North Dakota Seeks to Shatter Silos and Streamline Services
One of the main challenges for governments at any level is bringing a measure of interconnectivity to what has traditionally been an environment consisting primarily of separate departments and agencies, some of which have little or no ability to share information with others.
In an effort to break down those silos and introduce a measure of unification, North Dakota recently created a new position called chief reinvention officer and hired Julie Cabinaw to fill that role. With a broad business and technology background that includes improving user experience for Amazon and HPE, Cabinaw has worked with technology that makes a difference in people’s lives and creates business success.
This experience will be helpful as Cabinaw focuses on expanding partnerships and helping the state’s technology office transition from a primarily support-oriented organization to one that takes the lead on new technologies, including blockchain and machine learning, to improve customer experience and enable the state to be more data-driven.
“To me, reinvention is really building upon a strong foundation that already exists within North Dakota government to focus on improving the quality, efficiency, transparency and service delivery to North Dakotans,” Cabinaw says. “We’re looking at how we can use various levers, including culture unification and traditional digital transformation to improve service delivery.”
VIDEO: Find out how state CIOs think their role will change by 2023!
Chief Reinvention Officer Wants Seamless Experience for Citizens
Currently, if residents want to access any government service, they bear the responsibility for identifying the agency or agencies they need to work with and then coordinating between multiple departments to achieve their goal.
As CRO, Cabinaw’s goal is to turn that model around and focus on allowing residents to easily cut across different agencies to get the services they need. Take, for example, someone who has a family member with behavioral health or substance abuse issues who may also have had brushes with law enforcement and incarceration at some point. As part of the state’s reinvention effort, the Department of Corrections, Department of Human Services and other agencies would be able to more easily coordinate services to provide one view of that individual and ensure there are no gaps or overlaps.
“We want to be efficient stewards of taxpayers’ money while also providing that family member the best possible care given the resources we have, and that is really what reinvention tries to do when we work in silos in any particular agency,” Cabinaw says. “We’re challenging teams to look at it not as an either/or but as an and/how.”

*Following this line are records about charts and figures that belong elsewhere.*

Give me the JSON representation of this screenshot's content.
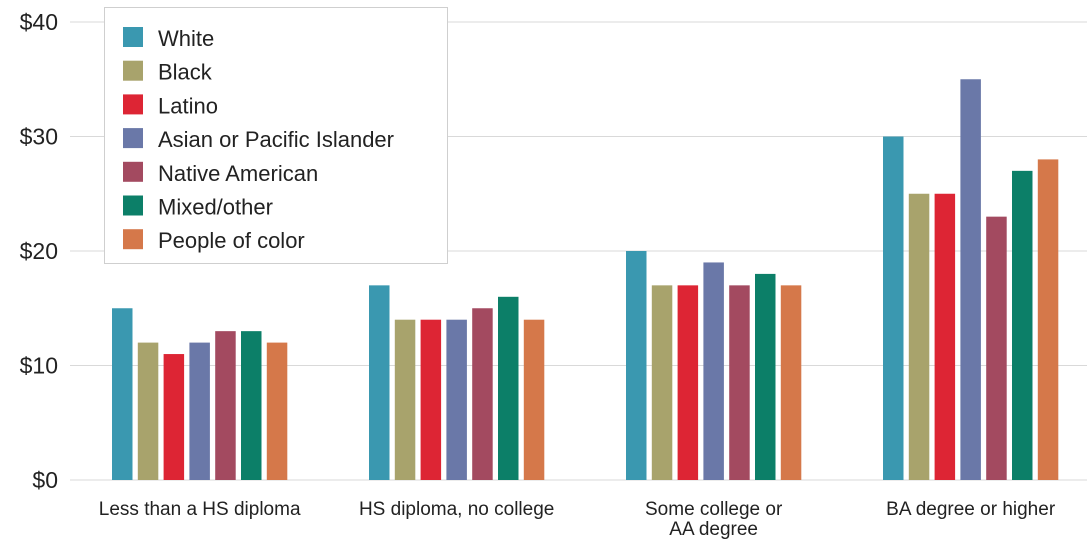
{
  "chart_data": {
    "type": "bar",
    "categories": [
      [
        "Less than a HS diploma"
      ],
      [
        "HS diploma, no college"
      ],
      [
        "Some college or",
        "AA degree"
      ],
      [
        "BA degree or higher"
      ]
    ],
    "series": [
      {
        "name": "White",
        "color": "#3a98b0",
        "values": [
          15,
          17,
          20,
          30
        ]
      },
      {
        "name": "Black",
        "color": "#a8a36c",
        "values": [
          12,
          14,
          17,
          25
        ]
      },
      {
        "name": "Latino",
        "color": "#dd2534",
        "values": [
          11,
          14,
          17,
          25
        ]
      },
      {
        "name": "Asian or Pacific Islander",
        "color": "#6a78a8",
        "values": [
          12,
          14,
          19,
          35
        ]
      },
      {
        "name": "Native American",
        "color": "#a34a60",
        "values": [
          13,
          15,
          17,
          23
        ]
      },
      {
        "name": "Mixed/other",
        "color": "#0c7f68",
        "values": [
          13,
          16,
          18,
          27
        ]
      },
      {
        "name": "People of color",
        "color": "#d5784a",
        "values": [
          12,
          14,
          17,
          28
        ]
      }
    ],
    "yticks": [
      "$0",
      "$10",
      "$20",
      "$30",
      "$40"
    ],
    "ytick_values": [
      0,
      10,
      20,
      30,
      40
    ],
    "ylim": [
      0,
      40
    ],
    "grid": true,
    "legend_position": "top-left"
  }
}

Since coming in as North Dakota’s CRO in August, Cabinaw has been taking time to get the lay of the land and determine how best to serve the state’s residents. “Like anyone who’s coming in to a new role, the first thing you have to do is learn about the environmental challenges, and one of the things I’m really zeroed in on is unification and thinking about the use cases that surround a particular constituent base,” she says.
North Dahoka Identifies Where Tech Can Have the Most Impact
Rather than jumping right into technology in the beginning, Cabinaw is taking time to make sure technology is applied most effectively.
“I’ve been in the digital transformation and tech innovation space for a long time, and my experience is that people jump very quickly to technology, when in fact you need to start with people and processes to be able to identify things that really need to go well,” Cabinaw says. “Otherwise, you could be automating a suboptimal process.”
Cabinaw has identified a number of areas that could have the greatest impact when given reinvention strategies, one of which is the Department of Human Services.
“They’ve started some great work relative to improving child protective services processes and reinventing the childcare licensing process to enable quality care for North Dakota children that prepares them for the next phase of their education and ensures their safety,” Cabinaw says.
Cabinaw and her team are also working with the state’s Office of Management and Budget to evaluate the current procurement model and identify efficiencies that could smooth the process.
“From a broad perspective, we’re moving from the point of view where one agency procures a service or piece of technology, when there may be three other agencies that could benefit from a similar technology, and if we looked at their requirements, there might be an 80 percent overlap,” Cabinaw says. “We want to open up that kind of thinking so others can take advantage of the same technology and we can reduce the cost to taxpayers.”